"In what am I to bethink myself? I am free, I have my will, and I say before your eyes: Never!"

He approached her, so nearly that his face pushed up to hers, and he continued,--

"Then perhaps instead of being mistress, thou dost choose to carry wood to the kitchen? Or dost thou not wish it? How will it be, O noble lady! To which of thy estates wilt thou go from this mansion? And if thou stay, whose bread wilt thou eat here; on whose kindness wilt thou live? In whose power wilt thou find thyself? Whose bed, whose chamber is that in which thou art sleeping? What will happen if I command to remove the door fastenings? And dost thou ask in what thou art to bethink thyself? In this: which thou art to choose!--marriage, or no marriage!"

"Ruffian!" screamed Panna Anulka.

But now happened something unheard of. Seized with sudden fury, Krepetski bellowed with a voice that was not human, and seizing the girl by the hair he began with a certain wild and beastly relish to beat her without mercy or memory. The longer he had mastered himself up to that time, the more did his madness seem wild then, and terrible; at that moment beyond doubt he would have killed the young lady had it not been that to her cries for assistance servants burst into the chamber. First that man cutting wood at the kitchen broke in with an axe through the window, after him came kitchen servants, the two sisters, the butler, and two of Pan Gideon's old servitors.
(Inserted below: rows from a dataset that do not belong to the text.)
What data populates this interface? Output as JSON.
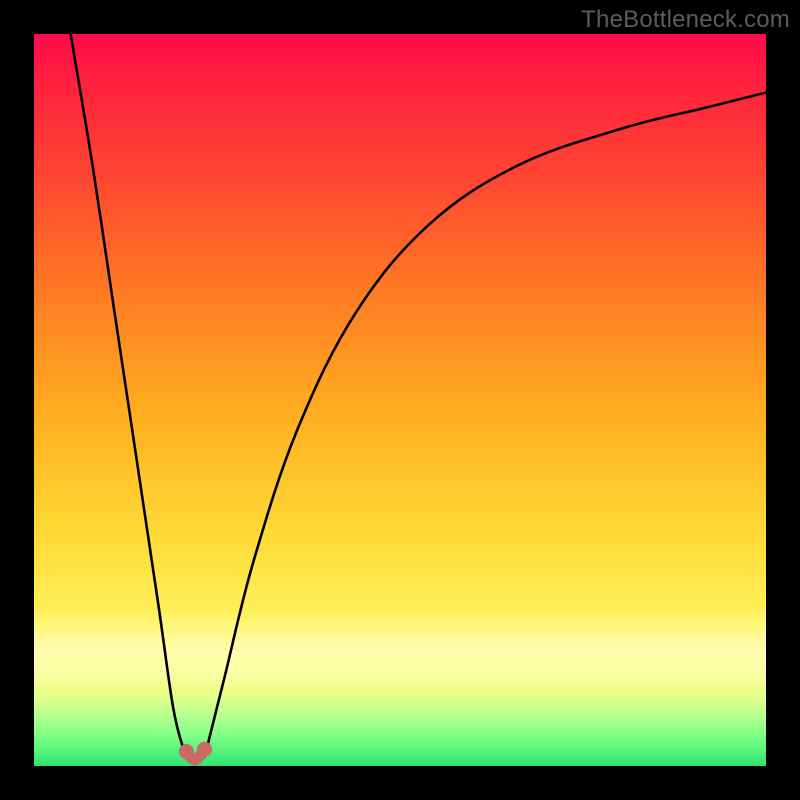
{
  "attribution": "TheBottleneck.com",
  "colors": {
    "frame": "#000000",
    "curve": "#000000",
    "marker": "#c96a66",
    "gradient_top": "#ff0a4a",
    "gradient_bottom": "#2fe56e"
  },
  "chart_data": {
    "type": "line",
    "title": "",
    "xlabel": "",
    "ylabel": "",
    "xlim": [
      0,
      100
    ],
    "ylim": [
      0,
      100
    ],
    "note": "V-shaped bottleneck curve over a red-to-green vertical gradient. Axis values are estimated from pixel positions; no tick labels appear in the image.",
    "series": [
      {
        "name": "left-limb",
        "x": [
          5,
          8,
          11,
          14,
          17,
          19,
          20.5
        ],
        "y": [
          100,
          82,
          62,
          42,
          22,
          8,
          2
        ]
      },
      {
        "name": "valley",
        "x": [
          20.5,
          21.2,
          22.0,
          22.8,
          23.5
        ],
        "y": [
          2,
          0.8,
          0.6,
          0.8,
          2
        ]
      },
      {
        "name": "right-limb",
        "x": [
          23.5,
          26,
          30,
          36,
          44,
          54,
          66,
          80,
          92,
          100
        ],
        "y": [
          2,
          12,
          28,
          46,
          62,
          74,
          82,
          87,
          90,
          92
        ]
      }
    ],
    "markers": [
      {
        "x": 20.8,
        "y": 2.0
      },
      {
        "x": 23.3,
        "y": 2.3
      }
    ],
    "valley_segment": {
      "x": [
        20.8,
        21.6,
        22.3,
        23.3
      ],
      "y": [
        2.0,
        1.0,
        1.0,
        2.3
      ]
    }
  }
}
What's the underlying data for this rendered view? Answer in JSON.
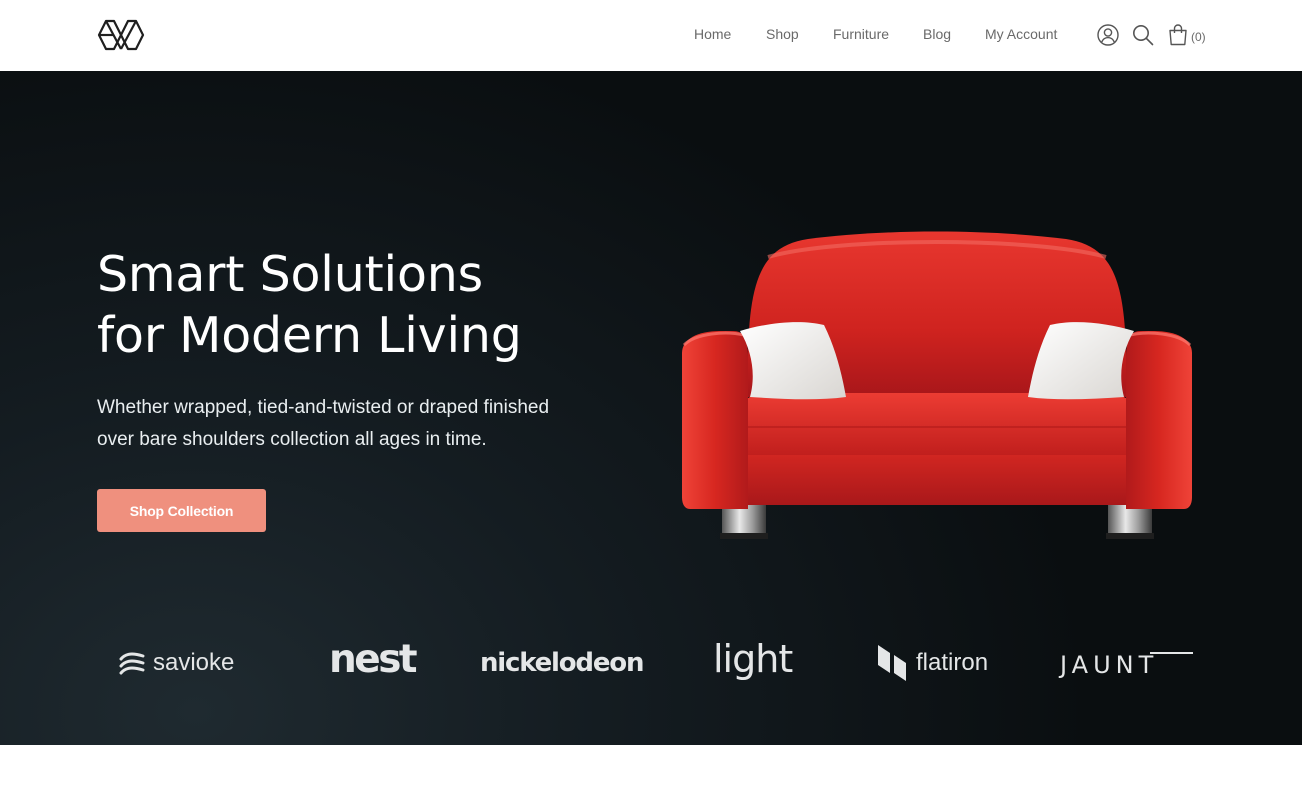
{
  "header": {
    "logo": "brand-logo",
    "nav": [
      {
        "label": "Home"
      },
      {
        "label": "Shop"
      },
      {
        "label": "Furniture"
      },
      {
        "label": "Blog"
      },
      {
        "label": "My Account"
      }
    ],
    "icons": [
      "user-icon",
      "search-icon",
      "shopping-bag-icon"
    ],
    "cart_count": "(0)"
  },
  "hero": {
    "title_line1": "Smart Solutions",
    "title_line2": "for Modern Living",
    "subtitle_line1": "Whether wrapped, tied-and-twisted or draped finished",
    "subtitle_line2": "over bare shoulders collection all ages in time.",
    "cta_label": "Shop Collection",
    "image": "red-sofa-image"
  },
  "brands": [
    {
      "name": "savioke"
    },
    {
      "name": "nest"
    },
    {
      "name": "nickelodeon"
    },
    {
      "name": "light"
    },
    {
      "name": "flatiron"
    },
    {
      "name": "JAUNT"
    }
  ],
  "colors": {
    "accent": "#ef907e",
    "hero_bg": "#10171b",
    "nav_text": "#6a6a6a",
    "sofa_red": "#d62a24"
  }
}
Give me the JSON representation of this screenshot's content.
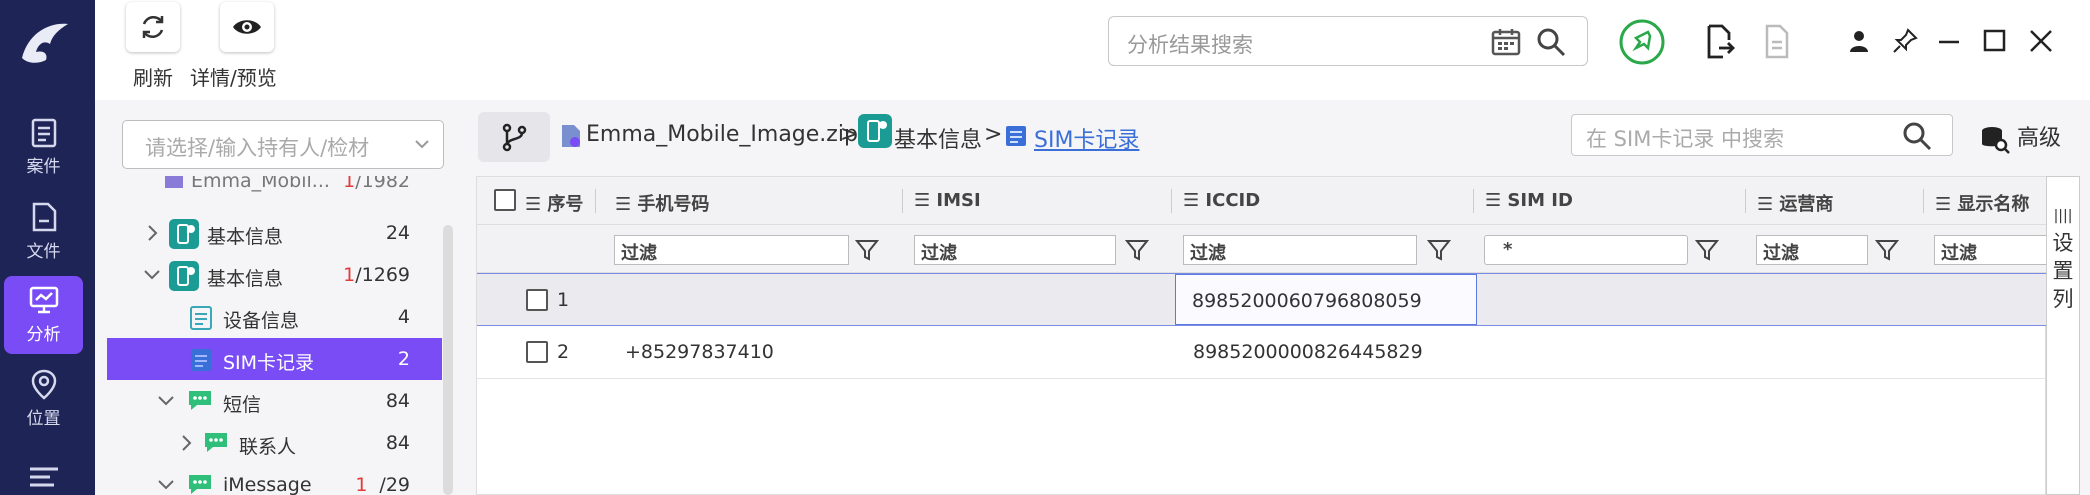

The butler was a noble from a distant village in Mazovia, moreover, a man of rare strength, though rather aged; he caught Martsian's arms from behind, and drew them so mightily that the elbows almost met at his shoulders.

"This is not permitted, your grace!" exclaimed he. "It is infamous!"

"Let me go!" roared Krepetski.

But the iron hands held him as in vices, and a serious, low voice was heard near his ear,--

"I will break your bones unless you restrain yourself!"